Cuando la ley y el orden habían sido establecidas en el imperio, empezaron a llegar quejas al ministro Li Si: no había suficientes hombres para las obras encargadas por el emperador Qin Shihuang, sus palacios estaban a medio construir y las murallas al norte permanecían separadas, no eran un trazo continuo. En caso de continuar así las cosas, la primera cabeza que rodaría sería la del ministro, quien había convencido al monarca de disfrutar los deleites ganados después de las conquistas, y que lo dejara a él gobernar.
“Los únicos que se ofrecen voluntarios para las obras son los zapateros, porque se han quedado sin trabajo”, dijo el informante cuando se despedía.

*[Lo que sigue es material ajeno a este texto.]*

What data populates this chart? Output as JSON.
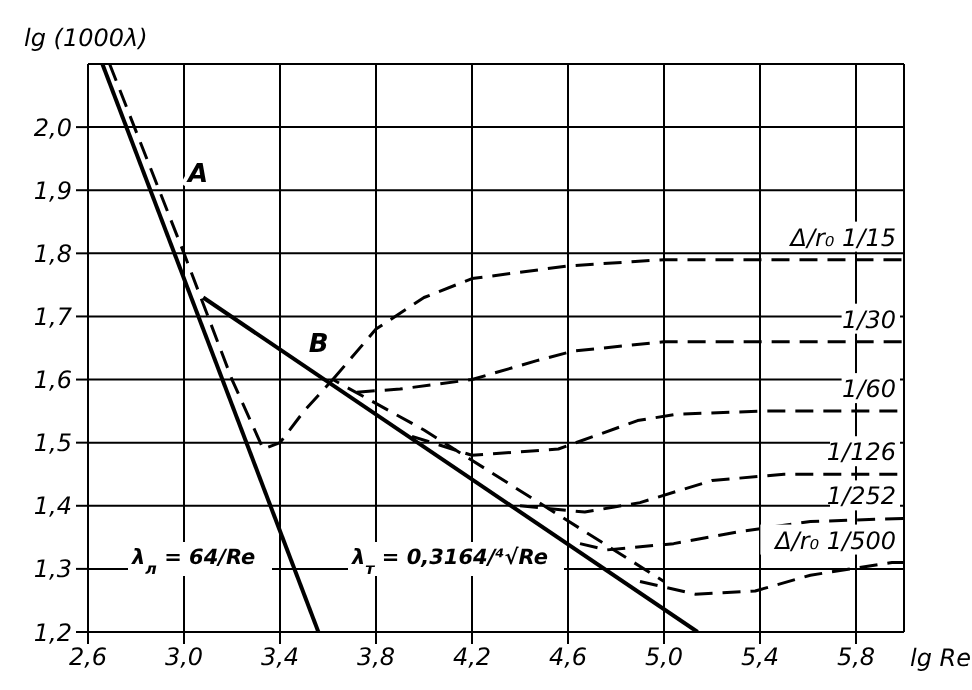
{
  "chart_data": {
    "type": "line",
    "ylabel": "lg (1000λ)",
    "xlabel": "lg Re",
    "xlim": [
      2.6,
      6.0
    ],
    "ylim": [
      1.2,
      2.1
    ],
    "xticks": [
      {
        "value": 2.6,
        "label": "2,6"
      },
      {
        "value": 3.0,
        "label": "3,0"
      },
      {
        "value": 3.4,
        "label": "3,4"
      },
      {
        "value": 3.8,
        "label": "3,8"
      },
      {
        "value": 4.2,
        "label": "4,2"
      },
      {
        "value": 4.6,
        "label": "4,6"
      },
      {
        "value": 5.0,
        "label": "5,0"
      },
      {
        "value": 5.4,
        "label": "5,4"
      },
      {
        "value": 5.8,
        "label": "5,8"
      }
    ],
    "yticks": [
      {
        "value": 1.2,
        "label": "1,2"
      },
      {
        "value": 1.3,
        "label": "1,3"
      },
      {
        "value": 1.4,
        "label": "1,4"
      },
      {
        "value": 1.5,
        "label": "1,5"
      },
      {
        "value": 1.6,
        "label": "1,6"
      },
      {
        "value": 1.7,
        "label": "1,7"
      },
      {
        "value": 1.8,
        "label": "1,8"
      },
      {
        "value": 1.9,
        "label": "1,9"
      },
      {
        "value": 2.0,
        "label": "2,0"
      }
    ],
    "grid": true,
    "legend": false,
    "marker": "none",
    "series": [
      {
        "color": "#000000",
        "line_style": "solid",
        "x": [
          2.66,
          3.56
        ],
        "values": [
          2.1,
          1.2
        ]
      },
      {
        "color": "#000000",
        "line_style": "solid",
        "x": [
          3.08,
          5.14
        ],
        "values": [
          1.73,
          1.2
        ]
      },
      {
        "color": "#000000",
        "line_style": "dashed",
        "x": [
          2.69,
          3.0,
          3.2,
          3.33,
          3.4,
          3.5,
          3.62,
          4.0,
          4.5,
          5.0
        ],
        "values": [
          2.1,
          1.8,
          1.6,
          1.49,
          1.5,
          1.55,
          1.6,
          1.52,
          1.4,
          1.28
        ]
      },
      {
        "name": "Δ/r₀  1/15",
        "color": "#000000",
        "line_style": "dashed",
        "x": [
          3.62,
          3.8,
          4.0,
          4.2,
          4.6,
          5.0,
          6.0
        ],
        "values": [
          1.6,
          1.68,
          1.73,
          1.76,
          1.78,
          1.79,
          1.79
        ]
      },
      {
        "name": "1/30",
        "color": "#000000",
        "line_style": "dashed",
        "x": [
          3.72,
          3.9,
          4.2,
          4.47,
          4.62,
          5.0,
          6.0
        ],
        "values": [
          1.58,
          1.585,
          1.6,
          1.63,
          1.645,
          1.66,
          1.66
        ]
      },
      {
        "name": "1/60",
        "color": "#000000",
        "line_style": "dashed",
        "x": [
          3.95,
          4.2,
          4.56,
          4.89,
          5.05,
          5.4,
          6.0
        ],
        "values": [
          1.51,
          1.48,
          1.49,
          1.535,
          1.545,
          1.55,
          1.55
        ]
      },
      {
        "name": "1/126",
        "color": "#000000",
        "line_style": "dashed",
        "x": [
          4.4,
          4.67,
          4.9,
          5.2,
          5.5,
          6.0
        ],
        "values": [
          1.4,
          1.39,
          1.405,
          1.44,
          1.45,
          1.45
        ]
      },
      {
        "name": "1/252",
        "color": "#000000",
        "line_style": "dashed",
        "x": [
          4.65,
          4.76,
          5.04,
          5.33,
          5.61,
          6.0
        ],
        "values": [
          1.34,
          1.33,
          1.34,
          1.36,
          1.375,
          1.38
        ]
      },
      {
        "name": "Δ/r₀  1/500",
        "color": "#000000",
        "line_style": "dashed",
        "x": [
          4.9,
          5.13,
          5.38,
          5.61,
          5.95,
          6.0
        ],
        "values": [
          1.28,
          1.26,
          1.265,
          1.29,
          1.31,
          1.31
        ]
      }
    ],
    "annotations": [
      {
        "text": "A",
        "x": 2.9,
        "y": 1.9
      },
      {
        "text": "B",
        "x": 3.62,
        "y": 1.6
      },
      "λ$_{л}$ = 64/Re",
      "λ$_{т}$ = 0,3164/⁴√Re"
    ]
  }
}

Li Si decidió investigar, y caminó por la ciudad con la esperanza de encontrar en la plaza los vagos de siempre, los primeros que irían a parar a las minas. Guardaba una extraña inquietud por los zapateros que abandonaban su profesión; aunque se respetaba más la agricultura, una profesión no se abandona sin verdaderos motivos. Encontró vacíos los talleres donde antes se hacían y se arreglaban zapatos, preguntó a las familias y le respondieron que el esposo se había ido al ejército, o a trabajar en el campo, o se había empleado con algún señor; no sabían cuándo regresaría.
En la plaza encontró muchos vagos, pero eran inútiles: a uno le faltaba un brazo, el otro estaba cojo. Eran más que los que él había esperado, y preguntó los motivos; la respuesta fue una: habían cometido un delito y su castigo fue perder una mano o un pie. Li Si recordó que de acuerdo al código legal del Señor de Shang, que él mismo había implantado, casi todas las faltas se castigaban con mutilación. El legislador estaba cierto en su pensamiento de que casi todo hombre delinque, pero no calculó las consecuencias: los que habían sido castigados ya no podían cometer más delitos, pero tampoco podían trabajar. Había tantos a los que les faltaba una pierna, que no era necesario fabricar más zapatos.

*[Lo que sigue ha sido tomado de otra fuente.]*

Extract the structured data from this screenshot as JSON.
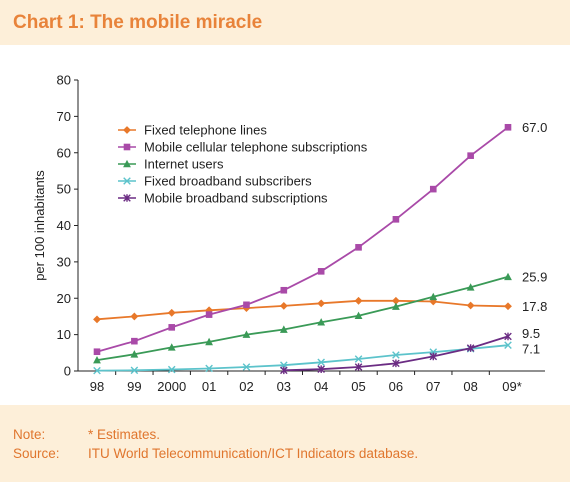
{
  "title": "Chart 1: The mobile miracle",
  "notes": [
    {
      "label": "Note:",
      "text": "* Estimates."
    },
    {
      "label": "Source:",
      "text": "ITU World Telecommunication/ICT Indicators database."
    }
  ],
  "chart_data": {
    "type": "line",
    "ylabel": "per 100 inhabitants",
    "xlabel": "",
    "ylim": [
      0,
      80
    ],
    "yticks": [
      0,
      10,
      20,
      30,
      40,
      50,
      60,
      70,
      80
    ],
    "categories": [
      "98",
      "99",
      "2000",
      "01",
      "02",
      "03",
      "04",
      "05",
      "06",
      "07",
      "08",
      "09*"
    ],
    "grid": false,
    "legend_position": "top-left",
    "series": [
      {
        "name": "Fixed telephone lines",
        "color": "#e8782a",
        "marker": "diamond",
        "values": [
          14.2,
          15.0,
          16.0,
          16.7,
          17.3,
          17.9,
          18.6,
          19.3,
          19.3,
          19.1,
          18.0,
          17.8
        ]
      },
      {
        "name": "Mobile cellular telephone subscriptions",
        "color": "#a94aa8",
        "marker": "square",
        "values": [
          5.3,
          8.2,
          12.0,
          15.5,
          18.2,
          22.2,
          27.4,
          34.0,
          41.7,
          50.0,
          59.2,
          67.0
        ]
      },
      {
        "name": "Internet users",
        "color": "#3a9a57",
        "marker": "triangle",
        "values": [
          3.0,
          4.6,
          6.5,
          8.0,
          10.0,
          11.4,
          13.4,
          15.2,
          17.7,
          20.4,
          23.0,
          25.9
        ]
      },
      {
        "name": "Fixed broadband subscribers",
        "color": "#5cc3cb",
        "marker": "x",
        "values": [
          0.1,
          0.2,
          0.4,
          0.7,
          1.1,
          1.6,
          2.4,
          3.3,
          4.4,
          5.2,
          6.1,
          7.1
        ]
      },
      {
        "name": "Mobile broadband subscriptions",
        "color": "#6b2c83",
        "marker": "star",
        "values": [
          null,
          null,
          null,
          null,
          null,
          0.2,
          0.5,
          1.1,
          2.1,
          4.0,
          6.3,
          9.5
        ]
      }
    ],
    "end_labels": [
      "17.8",
      "67.0",
      "25.9",
      "7.1",
      "9.5"
    ]
  }
}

De regreso a palacio, reflexionó la manera de presentar su informe al emperador. No podía decir que sus propias leyes habían dotado al imperio de un ejército de lisiados, porque él sería castigado y enviado a servir en ese ejército. Decidió proclamar una nueva idea para mejorar al imperio: los delitos serían castigados con trabajos, no con mutilación, de esta manera el Estado tendría más hombres para sus obras y los zapateros regresarían a ejercer su profesión.
El emperador, que esperaba con impaciencia la terminación de su palacio, aprobó la idea.